I gave a talk at the Osher Lifelong Learning Institute at the University of Massachusetts, Boston, last week about looking at art. When you approach a piece of art, how does it make you feel? What does it spark in you? At the end, someone came up to me and said it’s one thing to talk about how you feel, but she still didn’t like Modernism. I realized that I didn’t address art that makes you uncomfortable. Because it often does, and that doesn’t mean it’s bad or that you’re ignorant. What it may mean is that the artist is asking questions in ways that prod you. Art makes me uncomfortable frequently. The goal is to sit with it and see what it’s all about.
Laurel Nakadate: Say You Love Me, an exhibition of several of Nakadate’s videos at the Sert Gallery at Harvard’s Carpenter Center for the Visual Arts, is one of the most unnerving shows I’ve seen lately.
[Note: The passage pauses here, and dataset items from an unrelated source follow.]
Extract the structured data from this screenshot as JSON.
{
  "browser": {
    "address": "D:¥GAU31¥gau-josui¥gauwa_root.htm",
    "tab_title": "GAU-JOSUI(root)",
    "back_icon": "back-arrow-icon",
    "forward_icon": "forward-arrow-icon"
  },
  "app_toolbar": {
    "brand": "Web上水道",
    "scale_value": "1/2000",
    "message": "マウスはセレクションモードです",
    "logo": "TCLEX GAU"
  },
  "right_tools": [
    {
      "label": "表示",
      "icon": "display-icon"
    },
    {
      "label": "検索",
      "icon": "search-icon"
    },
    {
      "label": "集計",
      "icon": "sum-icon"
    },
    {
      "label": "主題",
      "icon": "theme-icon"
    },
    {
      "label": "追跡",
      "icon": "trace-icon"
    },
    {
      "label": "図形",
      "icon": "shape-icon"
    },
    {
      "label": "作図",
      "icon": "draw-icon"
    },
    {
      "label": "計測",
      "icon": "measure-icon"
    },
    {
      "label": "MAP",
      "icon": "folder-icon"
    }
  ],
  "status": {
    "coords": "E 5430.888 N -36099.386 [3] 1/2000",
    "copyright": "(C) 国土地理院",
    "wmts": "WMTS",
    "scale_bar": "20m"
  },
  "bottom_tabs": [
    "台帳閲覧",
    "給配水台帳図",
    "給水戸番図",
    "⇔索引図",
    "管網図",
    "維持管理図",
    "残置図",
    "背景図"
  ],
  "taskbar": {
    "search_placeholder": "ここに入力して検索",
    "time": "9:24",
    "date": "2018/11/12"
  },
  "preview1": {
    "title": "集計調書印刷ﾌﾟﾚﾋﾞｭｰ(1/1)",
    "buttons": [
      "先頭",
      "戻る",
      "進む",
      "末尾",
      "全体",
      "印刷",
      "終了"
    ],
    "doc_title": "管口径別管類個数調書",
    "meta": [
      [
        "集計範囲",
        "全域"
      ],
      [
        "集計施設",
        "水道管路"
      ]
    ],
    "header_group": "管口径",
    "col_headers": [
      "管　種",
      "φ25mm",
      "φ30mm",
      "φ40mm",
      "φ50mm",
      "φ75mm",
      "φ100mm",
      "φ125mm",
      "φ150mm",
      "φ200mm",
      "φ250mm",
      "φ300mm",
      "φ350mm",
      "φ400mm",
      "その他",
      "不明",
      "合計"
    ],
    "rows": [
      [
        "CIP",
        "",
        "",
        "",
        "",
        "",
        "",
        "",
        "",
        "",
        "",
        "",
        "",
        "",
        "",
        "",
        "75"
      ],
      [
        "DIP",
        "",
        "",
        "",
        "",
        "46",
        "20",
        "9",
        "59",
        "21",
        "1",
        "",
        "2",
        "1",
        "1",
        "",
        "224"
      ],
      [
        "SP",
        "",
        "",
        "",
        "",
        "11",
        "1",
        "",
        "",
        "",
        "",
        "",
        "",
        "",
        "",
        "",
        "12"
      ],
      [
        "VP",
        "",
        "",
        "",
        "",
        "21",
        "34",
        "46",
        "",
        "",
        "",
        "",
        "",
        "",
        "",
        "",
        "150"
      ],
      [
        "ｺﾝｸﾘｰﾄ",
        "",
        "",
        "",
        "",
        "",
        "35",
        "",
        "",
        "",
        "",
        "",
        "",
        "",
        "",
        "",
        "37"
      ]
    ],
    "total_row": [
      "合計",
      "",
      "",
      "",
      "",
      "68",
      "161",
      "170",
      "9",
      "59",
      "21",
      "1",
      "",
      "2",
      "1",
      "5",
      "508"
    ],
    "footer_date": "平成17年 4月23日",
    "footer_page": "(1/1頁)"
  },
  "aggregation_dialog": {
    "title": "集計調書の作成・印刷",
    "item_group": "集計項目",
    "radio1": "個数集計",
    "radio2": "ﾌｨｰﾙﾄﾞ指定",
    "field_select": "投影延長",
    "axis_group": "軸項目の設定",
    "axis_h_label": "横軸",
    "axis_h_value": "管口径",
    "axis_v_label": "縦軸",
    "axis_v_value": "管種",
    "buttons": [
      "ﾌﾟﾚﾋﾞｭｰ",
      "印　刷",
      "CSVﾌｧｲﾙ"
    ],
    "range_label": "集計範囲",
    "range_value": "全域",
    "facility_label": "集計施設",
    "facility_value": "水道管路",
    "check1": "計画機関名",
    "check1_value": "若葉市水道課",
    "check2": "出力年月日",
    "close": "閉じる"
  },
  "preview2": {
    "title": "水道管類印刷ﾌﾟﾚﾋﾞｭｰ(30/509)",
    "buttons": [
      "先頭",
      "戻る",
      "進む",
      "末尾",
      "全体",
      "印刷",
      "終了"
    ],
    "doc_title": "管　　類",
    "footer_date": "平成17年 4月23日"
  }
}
Nakadate invites strange, older men who try to pick her up in parking lots to collaborate with her in making videos. They improvise scenes, like the one above in “Exorcism in January,” in which each pretends to exorcise evil spirits from the other. The scene is intimate, the acting is awkward, but the acting is not the point; the point is the dynamic between Nakadate and her collaborator. It’s an uneasy power relationship. There’s yearning, and there’s a gulf between them. Erotic undertones and a sense of threat. All quite discomforting. Because ultimately, these videos dive deep into a very uncomfortable theme: loneliness.
Also at the Carpenter Center, Harvard-based theoretical physicist Lisa Randall and artist Lia Halloran have co-curated “Measure for Measure,” an exhibit about scale and perception. When the show sticks to visual perception, it’s provocative and fun. I loved Barbara Parmet’s composite photo “Redwood with Floating Pine Needles,” for which she used several cameras and more lenses. The show takes a wrong turn when it veers into social and economic injustice. It’s timely to examine the scale that separates the one percent from the 99 percent, but these are such human problems, and everything else in “Measure for Measure” is gauged way beyond our own size.